The Mothers
by Brit Bennett, Riverhead Books, 2016, ISBN 9-780-39918-451-2, 278pp
I finished last week “The Mothers” by Brit Bennett. I had heard Brit Bennett talking on a podcast some weeks ago. “The Mothers” is her first novel and I was impressed by the way she described it on the podcast and, although it didn’t seem the sort of novel I would usually choose, when I saw it in the Potts Point Bookshop in Macleay Street I decided to snap it up.
I remembered being impressed with how Bennett interviewed in the podcast and, after I had read “The Mothers” I found her 2014 essay “I Don't Know What to Do With Good White People” published on Jezebel. This essay depends upon its American context but confirms my view that this woman is a good writer and that we should look forward to her next novel.
Perhaps not surprisingly, if you read the essay first, “The Mothers” is set in a contemporary black community in Southern California. It is a novel that is primarily about love. We all have our own preconceptions and experiences about what love is and what it should be like. We apply these prejudices and experiences to the actions of the characters we see in books and movies. As an independent observer it is easy to judge because we are outside the context. The context of this book is the community itself and its prejudices and expectations and the way those prejudices and expectations drive people’s actions. It is also about determination, and perhaps ambition.
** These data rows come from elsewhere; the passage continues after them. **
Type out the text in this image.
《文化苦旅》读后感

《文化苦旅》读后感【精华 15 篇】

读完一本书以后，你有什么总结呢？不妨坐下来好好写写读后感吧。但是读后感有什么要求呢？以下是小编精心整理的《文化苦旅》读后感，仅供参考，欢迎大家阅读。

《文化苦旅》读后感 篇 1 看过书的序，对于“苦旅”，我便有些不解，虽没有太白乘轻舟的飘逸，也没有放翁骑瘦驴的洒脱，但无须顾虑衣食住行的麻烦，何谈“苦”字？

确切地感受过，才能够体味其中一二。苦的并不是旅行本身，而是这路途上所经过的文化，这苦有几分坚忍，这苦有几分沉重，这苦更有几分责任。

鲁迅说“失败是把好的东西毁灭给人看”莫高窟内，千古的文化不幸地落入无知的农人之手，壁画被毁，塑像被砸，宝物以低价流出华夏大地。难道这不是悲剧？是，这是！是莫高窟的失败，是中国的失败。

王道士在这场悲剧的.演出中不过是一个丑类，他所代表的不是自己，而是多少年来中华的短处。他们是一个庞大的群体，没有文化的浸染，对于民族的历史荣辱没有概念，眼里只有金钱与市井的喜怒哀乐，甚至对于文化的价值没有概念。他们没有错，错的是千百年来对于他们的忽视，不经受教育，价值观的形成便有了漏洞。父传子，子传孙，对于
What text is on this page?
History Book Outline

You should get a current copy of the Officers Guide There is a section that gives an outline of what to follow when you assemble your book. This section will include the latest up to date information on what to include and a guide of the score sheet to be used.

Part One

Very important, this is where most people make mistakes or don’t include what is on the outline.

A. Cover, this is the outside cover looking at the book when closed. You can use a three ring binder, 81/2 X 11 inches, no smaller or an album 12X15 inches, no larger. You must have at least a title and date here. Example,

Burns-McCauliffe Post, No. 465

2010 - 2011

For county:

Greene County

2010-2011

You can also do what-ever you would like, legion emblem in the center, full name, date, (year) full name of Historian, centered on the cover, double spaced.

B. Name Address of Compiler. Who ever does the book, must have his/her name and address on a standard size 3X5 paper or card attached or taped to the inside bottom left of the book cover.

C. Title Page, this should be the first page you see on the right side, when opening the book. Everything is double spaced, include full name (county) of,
At the centre of the novel is a secret that, like any secret, is known by only a few but eventually becomes known by all. The book’s opening sentence says “we didn’t believe when we first heard because you know church folk can gossip.” After that the story proceeds with some pace.
It describes the experiences of Nadia Turner who falls pregnant to Luke Sheppard. Luke is the son of the local pastor; for his family a pregnancy is a disaster. Nadia befriends the conformist Aubrey Evans. Luke is the link between the two girls as the story unfolds. Nadia attempts to escape the shackles of her hometown and follow her ambition to read for the bar. While she succeeds in this a family tragedy forces her back to her community with a devastating effect on Aubrey and Luke. This is a love triangle that cannot be easily unpicked, if at all. While it is set in the present, I found that I was drawn into believing that its events must have happened in the past. Perhaps this is because Bennett paints a picture of a suffocatingly self-righteous community that could only have existed in the past, even though you know it is happening today.
Bennett’s characters are very well drawn; they are complex and real. The layers of complexity unfold and it’s this complexity that drives the plot. In spite of this, or perhaps because of it, the book is an easy read. It leaves its reader, as any good book should leave its reader, wondering about what happened next. Bennett is 25. She clearly has a long career ahead of her and we can look for some rewarding novels from her pen.